The about three-hour downpour affected major ancillary roads and highways including the Kasoa-Mallam highway, Odorkor-Kaneshie, Asylum Down and Adabraka roads around the Kwame Nkrumah Circle and the Tetteh Quarshie roundabout.
Aside rendering many roads inaccessible, the floods caused massive vehicular traffic as motorists competed for available safer routes to connect to their destinations.
Many cars unable to drive through the raging waters were found stuck as occupants fled to safer grounds when the Ghanaian Times took a drive through town to assess the situation.
Some daring drivers were also seen making long detours to link to adjoining roads as the runoff water spilled into nearby shops and houses along the highways forcing owners to scoop the volumes of water to avert damages.

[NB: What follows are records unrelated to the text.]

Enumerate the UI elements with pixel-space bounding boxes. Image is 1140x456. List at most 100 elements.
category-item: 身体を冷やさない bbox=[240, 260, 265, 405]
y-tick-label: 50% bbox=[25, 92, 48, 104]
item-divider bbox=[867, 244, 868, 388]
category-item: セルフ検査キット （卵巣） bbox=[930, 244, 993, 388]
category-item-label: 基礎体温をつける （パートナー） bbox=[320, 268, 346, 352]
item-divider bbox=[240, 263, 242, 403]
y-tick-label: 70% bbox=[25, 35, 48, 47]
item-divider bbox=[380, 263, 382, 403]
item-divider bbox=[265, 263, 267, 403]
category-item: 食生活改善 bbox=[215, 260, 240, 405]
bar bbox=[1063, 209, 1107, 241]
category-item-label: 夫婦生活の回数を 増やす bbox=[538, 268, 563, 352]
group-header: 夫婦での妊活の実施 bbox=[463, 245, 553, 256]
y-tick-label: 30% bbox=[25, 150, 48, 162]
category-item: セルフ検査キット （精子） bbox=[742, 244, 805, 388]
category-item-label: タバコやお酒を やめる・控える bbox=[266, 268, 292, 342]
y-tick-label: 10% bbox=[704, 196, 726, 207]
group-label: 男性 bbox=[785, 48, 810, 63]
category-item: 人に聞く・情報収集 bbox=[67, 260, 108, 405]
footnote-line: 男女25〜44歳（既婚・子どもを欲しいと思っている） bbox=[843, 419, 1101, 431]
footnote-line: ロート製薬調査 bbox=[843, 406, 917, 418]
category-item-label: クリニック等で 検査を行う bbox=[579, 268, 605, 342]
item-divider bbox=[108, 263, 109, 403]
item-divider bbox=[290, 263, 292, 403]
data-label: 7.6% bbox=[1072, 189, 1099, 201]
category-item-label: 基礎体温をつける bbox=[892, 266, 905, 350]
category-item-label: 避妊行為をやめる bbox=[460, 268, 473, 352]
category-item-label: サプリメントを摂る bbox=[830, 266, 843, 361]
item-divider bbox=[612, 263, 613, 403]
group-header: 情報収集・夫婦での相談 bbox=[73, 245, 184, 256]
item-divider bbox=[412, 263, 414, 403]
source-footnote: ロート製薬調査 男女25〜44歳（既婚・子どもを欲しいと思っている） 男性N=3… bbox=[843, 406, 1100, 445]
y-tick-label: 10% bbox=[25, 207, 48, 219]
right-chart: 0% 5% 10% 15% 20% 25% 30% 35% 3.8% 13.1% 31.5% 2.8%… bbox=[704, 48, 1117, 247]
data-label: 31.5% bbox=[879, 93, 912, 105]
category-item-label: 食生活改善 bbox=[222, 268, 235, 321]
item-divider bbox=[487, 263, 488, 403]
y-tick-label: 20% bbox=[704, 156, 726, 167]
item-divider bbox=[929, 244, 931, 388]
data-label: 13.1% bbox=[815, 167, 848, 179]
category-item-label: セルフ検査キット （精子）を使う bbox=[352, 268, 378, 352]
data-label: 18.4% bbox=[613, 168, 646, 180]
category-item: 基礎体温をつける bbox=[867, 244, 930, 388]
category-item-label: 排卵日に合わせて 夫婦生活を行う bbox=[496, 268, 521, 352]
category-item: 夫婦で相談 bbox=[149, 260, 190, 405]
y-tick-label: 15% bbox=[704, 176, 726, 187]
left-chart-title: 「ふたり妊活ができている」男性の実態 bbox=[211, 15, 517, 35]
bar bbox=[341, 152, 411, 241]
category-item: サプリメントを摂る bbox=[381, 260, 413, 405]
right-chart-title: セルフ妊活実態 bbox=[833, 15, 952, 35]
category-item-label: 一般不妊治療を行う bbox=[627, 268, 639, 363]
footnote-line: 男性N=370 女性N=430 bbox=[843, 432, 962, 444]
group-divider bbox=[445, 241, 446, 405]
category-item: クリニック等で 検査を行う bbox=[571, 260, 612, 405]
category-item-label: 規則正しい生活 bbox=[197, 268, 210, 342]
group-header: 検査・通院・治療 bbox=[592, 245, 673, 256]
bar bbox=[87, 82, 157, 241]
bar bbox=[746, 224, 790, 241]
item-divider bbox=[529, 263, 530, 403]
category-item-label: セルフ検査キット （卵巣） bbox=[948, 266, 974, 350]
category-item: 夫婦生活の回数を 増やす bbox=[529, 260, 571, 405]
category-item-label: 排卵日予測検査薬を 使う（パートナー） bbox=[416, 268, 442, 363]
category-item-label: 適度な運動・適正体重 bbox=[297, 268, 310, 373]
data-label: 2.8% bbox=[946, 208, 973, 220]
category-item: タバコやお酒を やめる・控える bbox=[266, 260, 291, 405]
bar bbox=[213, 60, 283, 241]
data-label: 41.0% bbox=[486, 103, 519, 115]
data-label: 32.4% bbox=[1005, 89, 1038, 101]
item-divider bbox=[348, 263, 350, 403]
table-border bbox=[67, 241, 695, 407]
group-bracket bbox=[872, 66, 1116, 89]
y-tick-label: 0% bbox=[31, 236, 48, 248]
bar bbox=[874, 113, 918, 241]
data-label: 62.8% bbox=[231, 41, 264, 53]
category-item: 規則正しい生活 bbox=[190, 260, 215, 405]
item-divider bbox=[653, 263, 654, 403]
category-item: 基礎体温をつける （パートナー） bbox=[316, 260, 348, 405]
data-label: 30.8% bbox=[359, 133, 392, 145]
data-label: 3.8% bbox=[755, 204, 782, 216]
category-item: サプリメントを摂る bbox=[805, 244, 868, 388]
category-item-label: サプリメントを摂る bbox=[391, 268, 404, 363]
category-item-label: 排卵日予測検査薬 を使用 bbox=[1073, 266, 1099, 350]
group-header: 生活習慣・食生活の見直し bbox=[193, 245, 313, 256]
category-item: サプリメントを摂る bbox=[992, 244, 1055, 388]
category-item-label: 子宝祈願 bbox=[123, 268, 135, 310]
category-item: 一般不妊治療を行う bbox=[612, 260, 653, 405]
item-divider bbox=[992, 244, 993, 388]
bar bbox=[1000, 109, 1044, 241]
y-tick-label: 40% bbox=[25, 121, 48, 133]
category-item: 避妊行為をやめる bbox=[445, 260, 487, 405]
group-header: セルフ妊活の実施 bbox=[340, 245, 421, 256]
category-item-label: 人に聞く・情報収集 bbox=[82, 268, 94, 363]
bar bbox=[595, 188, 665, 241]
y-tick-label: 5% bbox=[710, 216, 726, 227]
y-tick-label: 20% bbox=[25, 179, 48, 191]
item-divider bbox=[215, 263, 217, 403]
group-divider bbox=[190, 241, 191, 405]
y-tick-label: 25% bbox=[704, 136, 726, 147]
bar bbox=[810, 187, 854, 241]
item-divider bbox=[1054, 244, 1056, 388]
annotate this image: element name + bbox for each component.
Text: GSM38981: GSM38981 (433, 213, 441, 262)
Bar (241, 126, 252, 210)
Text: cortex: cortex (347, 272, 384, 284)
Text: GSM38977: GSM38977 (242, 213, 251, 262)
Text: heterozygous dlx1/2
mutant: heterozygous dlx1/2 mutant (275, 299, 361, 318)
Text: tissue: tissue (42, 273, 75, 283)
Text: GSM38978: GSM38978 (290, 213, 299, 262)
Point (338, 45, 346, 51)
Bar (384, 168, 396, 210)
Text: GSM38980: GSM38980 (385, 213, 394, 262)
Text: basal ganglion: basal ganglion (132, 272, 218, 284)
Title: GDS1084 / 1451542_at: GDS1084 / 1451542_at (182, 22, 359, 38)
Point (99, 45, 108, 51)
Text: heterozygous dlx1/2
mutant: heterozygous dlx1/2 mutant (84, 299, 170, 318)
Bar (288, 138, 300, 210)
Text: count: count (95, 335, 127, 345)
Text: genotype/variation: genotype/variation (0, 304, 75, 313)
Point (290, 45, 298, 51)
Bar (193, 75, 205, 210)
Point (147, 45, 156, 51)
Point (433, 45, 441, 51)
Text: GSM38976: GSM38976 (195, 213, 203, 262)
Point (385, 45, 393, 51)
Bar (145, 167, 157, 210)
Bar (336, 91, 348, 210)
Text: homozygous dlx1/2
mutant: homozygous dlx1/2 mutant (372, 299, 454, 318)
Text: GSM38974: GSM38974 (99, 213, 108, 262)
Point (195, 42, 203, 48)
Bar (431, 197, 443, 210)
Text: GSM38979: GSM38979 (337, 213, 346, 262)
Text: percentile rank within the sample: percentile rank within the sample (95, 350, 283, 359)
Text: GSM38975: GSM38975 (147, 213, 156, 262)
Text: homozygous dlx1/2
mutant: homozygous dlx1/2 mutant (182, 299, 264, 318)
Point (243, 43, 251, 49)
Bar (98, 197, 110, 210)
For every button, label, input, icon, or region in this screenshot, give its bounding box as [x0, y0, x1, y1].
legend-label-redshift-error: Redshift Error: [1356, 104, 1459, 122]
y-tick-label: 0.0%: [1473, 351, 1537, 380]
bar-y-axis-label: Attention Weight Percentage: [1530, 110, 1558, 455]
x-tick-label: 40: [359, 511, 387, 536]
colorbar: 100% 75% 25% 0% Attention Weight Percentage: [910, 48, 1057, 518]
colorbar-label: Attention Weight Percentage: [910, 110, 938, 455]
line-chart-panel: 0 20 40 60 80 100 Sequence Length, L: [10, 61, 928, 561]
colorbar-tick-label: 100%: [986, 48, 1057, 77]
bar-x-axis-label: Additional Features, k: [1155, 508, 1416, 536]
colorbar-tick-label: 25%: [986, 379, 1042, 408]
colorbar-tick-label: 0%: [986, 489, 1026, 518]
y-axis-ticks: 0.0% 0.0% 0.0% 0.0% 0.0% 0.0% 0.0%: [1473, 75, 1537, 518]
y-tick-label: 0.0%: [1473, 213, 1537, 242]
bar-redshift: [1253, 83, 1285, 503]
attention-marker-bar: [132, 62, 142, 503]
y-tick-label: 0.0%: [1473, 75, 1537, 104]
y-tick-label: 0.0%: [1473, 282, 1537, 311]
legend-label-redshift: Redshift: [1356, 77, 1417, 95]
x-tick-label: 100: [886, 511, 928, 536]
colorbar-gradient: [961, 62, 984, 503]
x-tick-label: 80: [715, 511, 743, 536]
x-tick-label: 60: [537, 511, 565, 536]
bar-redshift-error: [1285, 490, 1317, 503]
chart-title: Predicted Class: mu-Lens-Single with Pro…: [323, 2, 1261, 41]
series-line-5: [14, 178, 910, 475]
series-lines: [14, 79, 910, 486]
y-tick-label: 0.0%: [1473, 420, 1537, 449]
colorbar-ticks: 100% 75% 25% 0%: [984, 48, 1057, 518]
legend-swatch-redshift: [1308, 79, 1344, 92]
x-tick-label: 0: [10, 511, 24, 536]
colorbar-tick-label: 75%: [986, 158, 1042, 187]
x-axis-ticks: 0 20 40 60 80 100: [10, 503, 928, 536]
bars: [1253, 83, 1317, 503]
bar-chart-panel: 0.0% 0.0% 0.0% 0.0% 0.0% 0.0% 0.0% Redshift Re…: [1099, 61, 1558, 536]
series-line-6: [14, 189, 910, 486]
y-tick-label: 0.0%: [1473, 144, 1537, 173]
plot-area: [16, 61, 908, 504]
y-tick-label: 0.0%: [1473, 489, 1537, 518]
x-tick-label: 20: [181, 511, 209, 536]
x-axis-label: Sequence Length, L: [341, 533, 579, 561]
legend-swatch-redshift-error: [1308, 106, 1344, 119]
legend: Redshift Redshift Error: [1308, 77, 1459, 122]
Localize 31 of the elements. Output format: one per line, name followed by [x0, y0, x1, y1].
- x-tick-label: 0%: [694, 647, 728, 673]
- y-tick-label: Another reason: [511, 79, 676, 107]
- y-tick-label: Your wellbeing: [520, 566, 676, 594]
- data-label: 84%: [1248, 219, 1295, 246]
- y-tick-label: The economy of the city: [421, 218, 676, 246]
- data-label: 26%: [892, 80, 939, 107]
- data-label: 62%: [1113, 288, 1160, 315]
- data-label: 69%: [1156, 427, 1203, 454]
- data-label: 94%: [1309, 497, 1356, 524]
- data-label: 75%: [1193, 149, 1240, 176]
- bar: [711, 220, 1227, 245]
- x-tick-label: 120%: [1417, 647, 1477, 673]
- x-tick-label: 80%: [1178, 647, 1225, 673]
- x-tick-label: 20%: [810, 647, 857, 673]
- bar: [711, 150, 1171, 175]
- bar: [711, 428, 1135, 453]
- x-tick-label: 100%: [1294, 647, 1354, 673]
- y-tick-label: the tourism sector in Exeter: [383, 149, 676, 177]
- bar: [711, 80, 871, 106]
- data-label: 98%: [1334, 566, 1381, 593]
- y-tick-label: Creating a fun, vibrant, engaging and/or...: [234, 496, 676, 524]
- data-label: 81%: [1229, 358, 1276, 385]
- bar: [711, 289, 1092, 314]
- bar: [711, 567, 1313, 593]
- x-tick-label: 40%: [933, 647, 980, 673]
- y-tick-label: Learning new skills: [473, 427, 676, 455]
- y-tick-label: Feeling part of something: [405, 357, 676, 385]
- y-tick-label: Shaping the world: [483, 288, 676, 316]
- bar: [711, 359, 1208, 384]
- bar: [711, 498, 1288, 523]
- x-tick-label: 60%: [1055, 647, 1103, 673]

Pedestrians were not spared their share of the misfortune as they meandered their way through the waters to safety, sometimes, with the help of some Good Samaritans for a token.
Meanwhile 24-hour forecast released by the Ghana Meteorological Agency (GMet) by midday yesterday said rains was expected to drift to the Western part of the country.
“The current cloudiness with thunderstorms and rain mostly over the south-eastern portions of Ghana will drift westward and affect the western parts of the coastal and middle sectors this afternoon.
The northern sector will continue to experience sunny conditions with periodic clouds,” it added.
It would be recalled that GMet had predicted more rains across the country up to the end of November this year as Ghana is in a minor rainy season.
The agency explained that the volumes of rain being experienced across the country in recent times may appear to be abnormal however it is not out of place, compared to what is usually recorded in the major rainy season.
It has thus cautioned the public to be mindful of daily forecasts issued by the agency before stepping out to avoid any inconvenience.